La patologia fu identificata per la prima volta in Crimea, nel 1944, e solo 12 anni più tardi fu isolato in Congo il virus responsabile, che circola naturalmente nelle zecche e in diversi animali ospiti, come capre, pecore, bovini e struzzi. Diverse specie di zecche possono essere portatrici del virus CCHFV, ma le principali responsabili della malattia sono quelle del genere Hyalomma. La puntura di una zecca infetta può causare il contagio nell'uomo. Tuttavia, è possibile infettarsi anche attraverso il contatto con tessuti e fluidi corporei degli animali e dei pazienti positivi. Le figure che per lavoro sono a stretto contatto con gli animali sono maggiormente esposti al rischio d'infezione, ma sono noti anche casi di trasmissione intraospedaliera dovuta all'uso di aghi e altri dispositivi medici non correttamente sterilizzati. Dall'ECDC segnalano casi di infezione anche “dopo aver bevuto latte non pastorizzato o dopo aver consumato carne cruda di bestiame appena macellato. Inoltre, "il CCHFV è solitamente inattivato nella carne a causa dell'acidificazione post-macellazione”.

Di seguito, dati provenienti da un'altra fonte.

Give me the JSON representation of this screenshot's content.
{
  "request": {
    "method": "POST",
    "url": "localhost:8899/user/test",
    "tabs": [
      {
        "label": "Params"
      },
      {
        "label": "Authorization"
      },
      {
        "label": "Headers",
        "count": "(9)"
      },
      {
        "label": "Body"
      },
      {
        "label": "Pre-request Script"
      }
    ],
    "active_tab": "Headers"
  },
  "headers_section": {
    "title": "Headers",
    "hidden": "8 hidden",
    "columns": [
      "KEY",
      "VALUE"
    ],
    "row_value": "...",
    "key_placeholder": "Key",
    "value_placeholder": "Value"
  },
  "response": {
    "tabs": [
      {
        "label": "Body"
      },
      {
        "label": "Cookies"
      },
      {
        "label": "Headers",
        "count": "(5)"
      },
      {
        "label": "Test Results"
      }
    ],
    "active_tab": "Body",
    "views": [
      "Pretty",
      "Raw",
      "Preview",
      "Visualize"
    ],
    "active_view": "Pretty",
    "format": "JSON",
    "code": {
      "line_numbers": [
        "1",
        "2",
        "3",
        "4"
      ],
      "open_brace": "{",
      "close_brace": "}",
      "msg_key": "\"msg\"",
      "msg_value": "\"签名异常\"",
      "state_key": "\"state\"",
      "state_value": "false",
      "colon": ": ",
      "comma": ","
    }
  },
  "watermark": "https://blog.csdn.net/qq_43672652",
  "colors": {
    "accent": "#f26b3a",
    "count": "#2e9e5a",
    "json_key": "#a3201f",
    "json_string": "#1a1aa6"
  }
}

Dopo il caso riscontrato in Spagna, sale la paura: quali sono i sintomi della malattia e come si può curare? Dall'Organizzazione mondiale della sanità fanno sapere che il periodo di incubazione è solitamente compreso tra 1 e 3 giorni, fino a un massimo di 9. Tra i sintomi più comuni rientrano febbre, mal di schiena, vertigini, dolori muscolari, al collo e agli occhi, mal di testa e sensibilità alla luce. Nella prima fase dell'infezione, l'OMS non esclude “nausea, vomito, diarrea, dolore addominale e mal di gola”, a cui si aggiungono “bruschi sbalzi d'umore e confusione”, fino a “sonnolenza, depressione e stanchezza”. Il dolore all'addome può portare all'ingrossamento del fegato (epatomegalia). Tra gli altri sintomi, l'Oms segnala tachicardia, ingrossamento dei linfonodi e macchie causate dal sanguinamento nella pelle. Nei casi più gravi c'è anche il rischio di sanguinamento dagli occhi e la formazione di ecchimosi, fino a emorragie, epatite. L'ECDC riporta alla calma e ricorda che in più dell'80% dei casi la febbre emorragica della Crimea-Congo è lieve o asintomatica.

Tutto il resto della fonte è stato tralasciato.